The Brotherhood’s message also said that Sisi has wanted to restore the special status that army officers have been enjoying since the 1952 revolution, and that he believes the president should be of a military background as has been the case under the past authoritarian regimes.
The group also said that the army leaders were against a civilian leading as their supreme commander, which is why they, together with certain politicians who had failed in all elections, used the media to incite public opinion against the ousted Muslim Brotherhood president.
It went on to say that parliament was dissolved a few days before the president was elected so as to keep legislative powers within the military council.
It claimed further that the military placed obstacles for the president, such as the incident of the soldiers killed in northern Sinai less than two months after he came to power, and that the president wanted to attend the funeral of the soldiers but did not when he heard there was a plot to attack him, which is why he dismissed a number of senior military leaders, including Tantawi and Annan.
The army wanted to keep the advantages and economic gains that the new equitable regime would have taken away, the group said, contending that the army’s commercial projects account for 40 percent of the Egyptian economy.

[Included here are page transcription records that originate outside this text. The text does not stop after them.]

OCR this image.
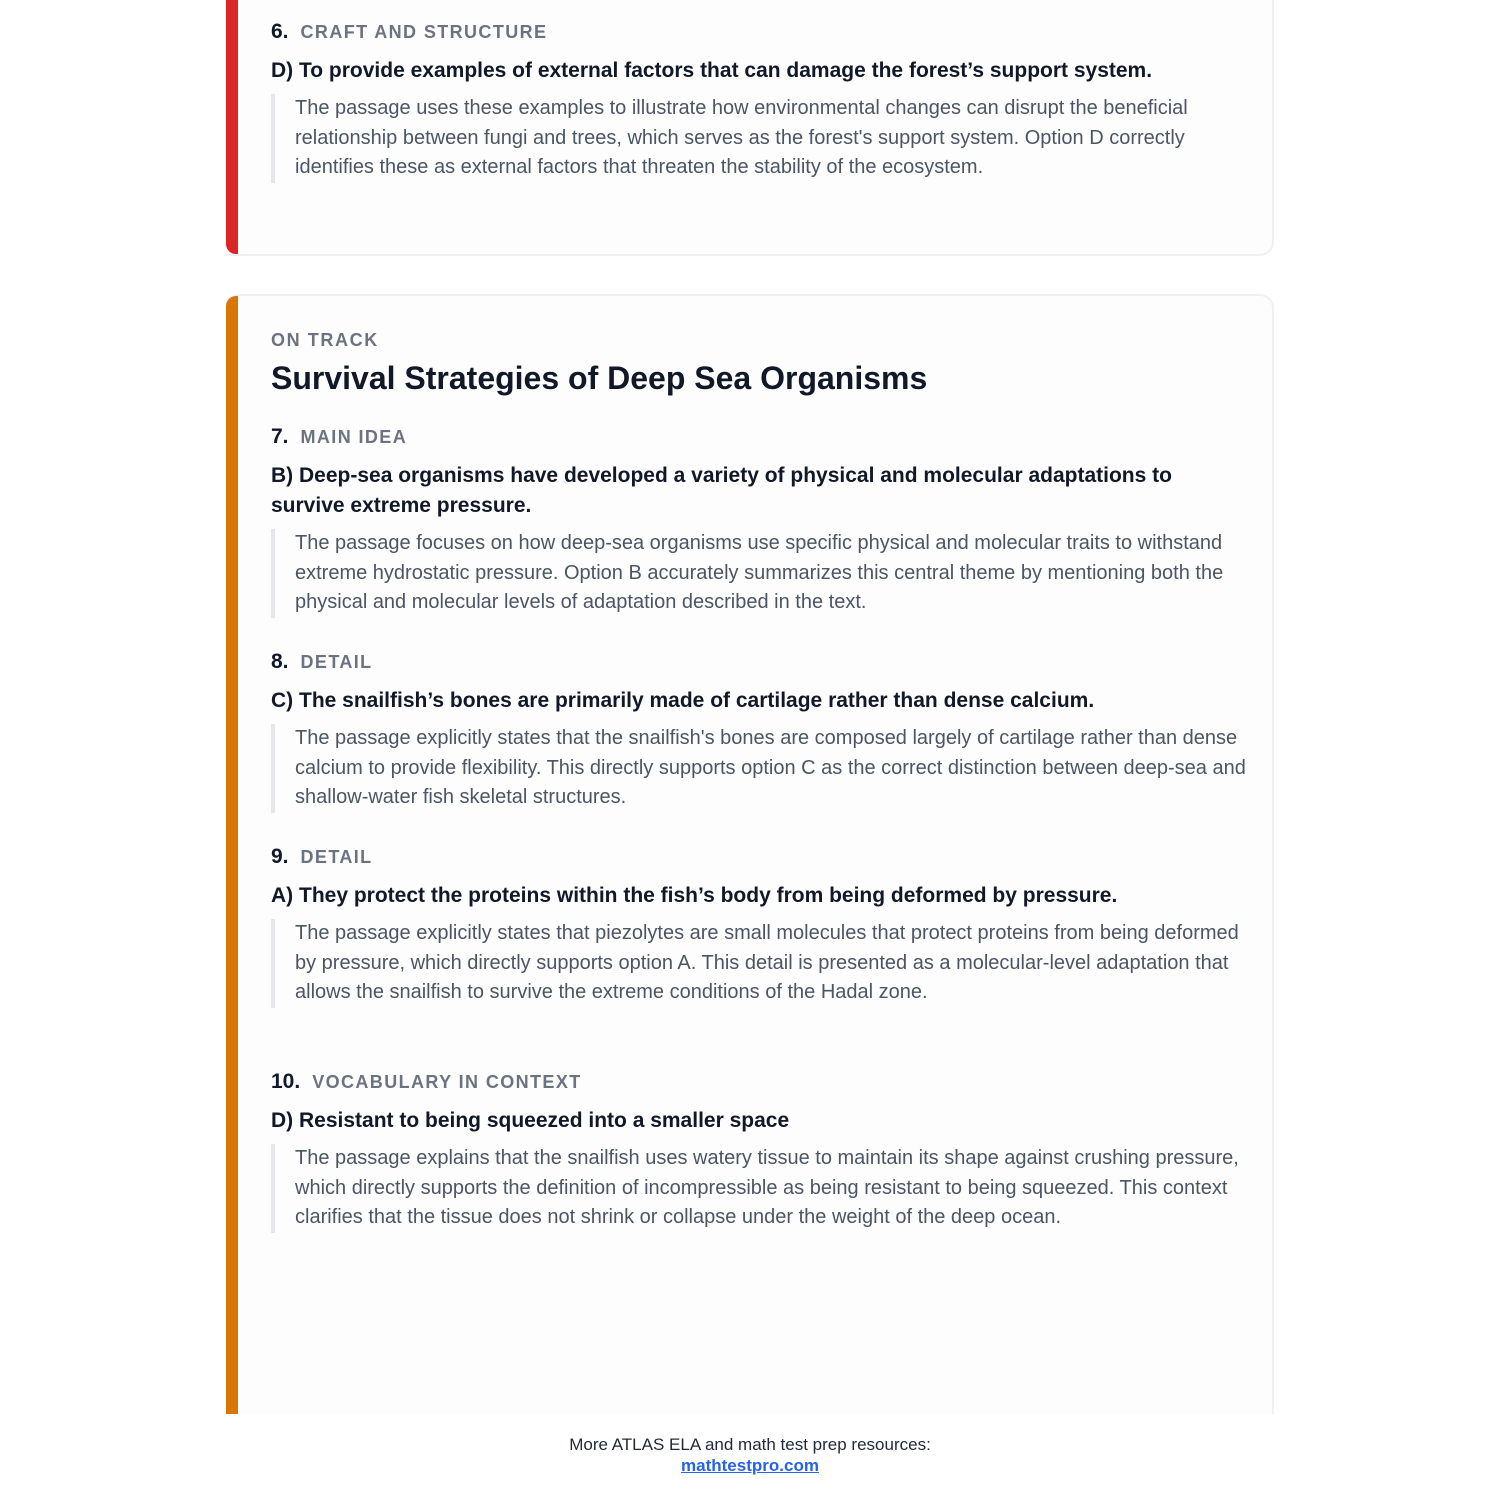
6. CRAFT AND STRUCTURE
D) To provide examples of external factors that can damage the forest’s support system.
The passage uses these examples to illustrate how environmental changes can disrupt the beneficial relationship between fungi and trees, which serves as the forest's support system. Option D correctly identifies these as external factors that threaten the stability of the ecosystem.
ON TRACK
Survival Strategies of Deep Sea Organisms
7. MAIN IDEA
B) Deep-sea organisms have developed a variety of physical and molecular adaptations to survive extreme pressure.
The passage focuses on how deep-sea organisms use specific physical and molecular traits to withstand extreme hydrostatic pressure. Option B accurately summarizes this central theme by mentioning both the physical and molecular levels of adaptation described in the text.
8. DETAIL
C) The snailfish’s bones are primarily made of cartilage rather than dense calcium.
The passage explicitly states that the snailfish's bones are composed largely of cartilage rather than dense calcium to provide flexibility. This directly supports option C as the correct distinction between deep-sea and shallow-water fish skeletal structures.
9. DETAIL
A) They protect the proteins within the fish’s body from being deformed by pressure.
The passage explicitly states that piezolytes are small molecules that protect proteins from being deformed by pressure, which directly supports option A. This detail is presented as a molecular-level adaptation that allows the snailfish to survive the extreme conditions of the Hadal zone.
10. VOCABULARY IN CONTEXT
D) Resistant to being squeezed into a smaller space
The passage explains that the snailfish uses watery tissue to maintain its shape against crushing pressure, which directly supports the definition of incompressible as being resistant to being squeezed. This context clarifies that the tissue does not shrink or collapse under the weight of the deep ocean.
More ATLAS ELA and math test prep resources:
mathtestpro.com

Another reason for the coup, according to the group, was that the army wanted to keep its budget confidential, especially that certain voices emerged after the 25 January revolution demanding the budget should be discussed publicly to avoid suspicion of corruption.
Moreover, the group said the army believed Morsy would implicate it in wars to arrive at his goal of an Islamic Empire, whereas Morsy was wise enough to know that such goal could only be attained gradually through cooperation with the Arab countries then with the non-Arab Islamic countries. That is why the army incited the West to accept the coup, the group claimed, as it is a secular establishment.
It also said that the Constitutional Committee of 50 is largely comprised of secularists, leftists and liberals that are against the Islamic project, and that are in agreement with the West.
The West was against Morsy, they claim, because he was independent and refused subordination and normalization with the Zionists, as the group put it. He was also seeking to achieve self-sufficiency in food, medicine and armament.
Lastly, the group claimed the Arab states supported the coup because they were fearful of the Islamic model of a right democracy, which is why their intelligence services helped overthrow Morsy and paid billions of dollars for that purpose.